What does ‘the thinking person’s house’ actually mean, and how is it different from a standard smart home?

A thinking person’s house is not defined by its gadgets. It is designed around how people actually live — their rhythms, needs, relationships, and changing priorities over time. Smart home technology is a tool. The thinking person’s house is an outcome: a space that responds to human needs intelligently rather than adding complexity in the name of connectivity or convenience.

How can homeowners and designers apply foresight thinking to create spaces that remain relevant as life changes?

Start with how life actually works now, then project how it will shift. Who lives in this space, and how might that change over a decade? What kinds of work, learning, and care happen here? A thinking person’s house builds in flexibility — rooms that serve multiple purposes, infrastructure that upgrades, and layouts that accommodate ageing, remote work, and multi-generational living without requiring full renovation.

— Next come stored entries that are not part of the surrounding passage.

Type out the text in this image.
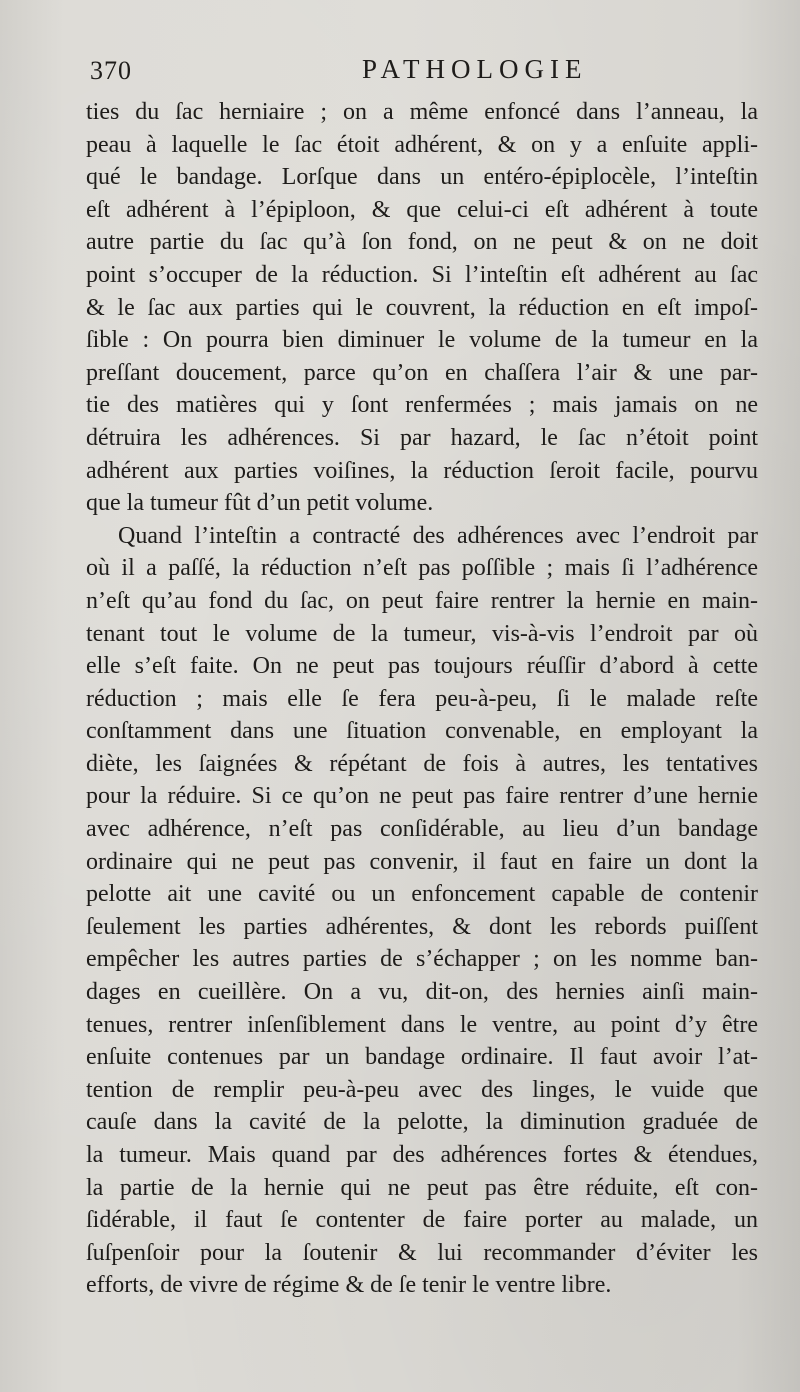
370	PATHOLOGIE
ties du ſac herniaire ; on a même enfoncé dans l’anneau, la
peau à laquelle le ſac étoit adhérent, & on y a enſuite appli-
qué le bandage. Lorſque dans un entéro-épiplocèle, l’inteſtin
eſt adhérent à l’épiploon, & que celui-ci eſt adhérent à toute
autre partie du ſac qu’à ſon fond, on ne peut & on ne doit
point s’occuper de la réduction. Si l’inteſtin eſt adhérent au ſac
& le ſac aux parties qui le couvrent, la réduction en eſt impoſ-
ſible : On pourra bien diminuer le volume de la tumeur en la
preſſant doucement, parce qu’on en chaſſera l’air & une par-
tie des matières qui y ſont renfermées ; mais jamais on ne
détruira les adhérences. Si par hazard, le ſac n’étoit point
adhérent aux parties voiſines, la réduction ſeroit facile, pourvu
que la tumeur fût d’un petit volume.
Quand l’inteſtin a contracté des adhérences avec l’endroit par
où il a paſſé, la réduction n’eſt pas poſſible ; mais ſi l’adhérence
n’eſt qu’au fond du ſac, on peut faire rentrer la hernie en main-
tenant tout le volume de la tumeur, vis-à-vis l’endroit par où
elle s’eſt faite. On ne peut pas toujours réuſſir d’abord à cette
réduction ; mais elle ſe fera peu-à-peu, ſi le malade reſte
conſtamment dans une ſituation convenable, en employant la
diète, les ſaignées & répétant de fois à autres, les tentatives
pour la réduire. Si ce qu’on ne peut pas faire rentrer d’une hernie
avec adhérence, n’eſt pas conſidérable, au lieu d’un bandage
ordinaire qui ne peut pas convenir, il faut en faire un dont la
pelotte ait une cavité ou un enfoncement capable de contenir
ſeulement les parties adhérentes, & dont les rebords puiſſent
empêcher les autres parties de s’échapper ; on les nomme ban-
dages en cueillère. On a vu, dit-on, des hernies ainſi main-
tenues, rentrer inſenſiblement dans le ventre, au point d’y être
enſuite contenues par un bandage ordinaire. Il faut avoir l’at-
tention de remplir peu-à-peu avec des linges, le vuide que
cauſe dans la cavité de la pelotte, la diminution graduée de
la tumeur. Mais quand par des adhérences fortes & étendues,
la partie de la hernie qui ne peut pas être réduite, eſt con-
ſidérable, il faut ſe contenter de faire porter au malade, un
ſuſpenſoir pour la ſoutenir & lui recommander d’éviter les
efforts, de vivre de régime & de ſe tenir le ventre libre.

Why do most homes fail to keep pace with the way people’s lives are actually changing?

Most homes are built to a template that reflects life as it was, not life as it is. The open-plan family home made sense for a particular era of household structure. That era has shifted. People are working from home, caring for elderly parents, running side businesses, and seeking acoustic privacy within shared spaces. The template has not caught up — and neither have most builders or planners.

How does the concept of the thinking person’s house connect to broader shifts in how people now value their homes?

The period from 2020 onward shifted the home from background to foreground. It became the place where everything happened at once. That changed what people value: natural light, acoustic separation, garden access, flexible space, and neighbourhood walkability all rose sharply in priority. This is not nostalgia — it is a recalibration of what home must do when it has to serve so many more purposes simultaneously.

What will homes of the next decade need to do that most homes today are not yet designed for?

They will need to support multiple people working simultaneously without interrupting each other. They will need to accommodate ageing in place — wider corridors, adaptable bathrooms, accessible layouts. They will need energy and water resilience as climate pressures intensify. And they will need to be emotionally restorative, because the pace of change outside the home is not slowing and the home is increasingly where people recover from it.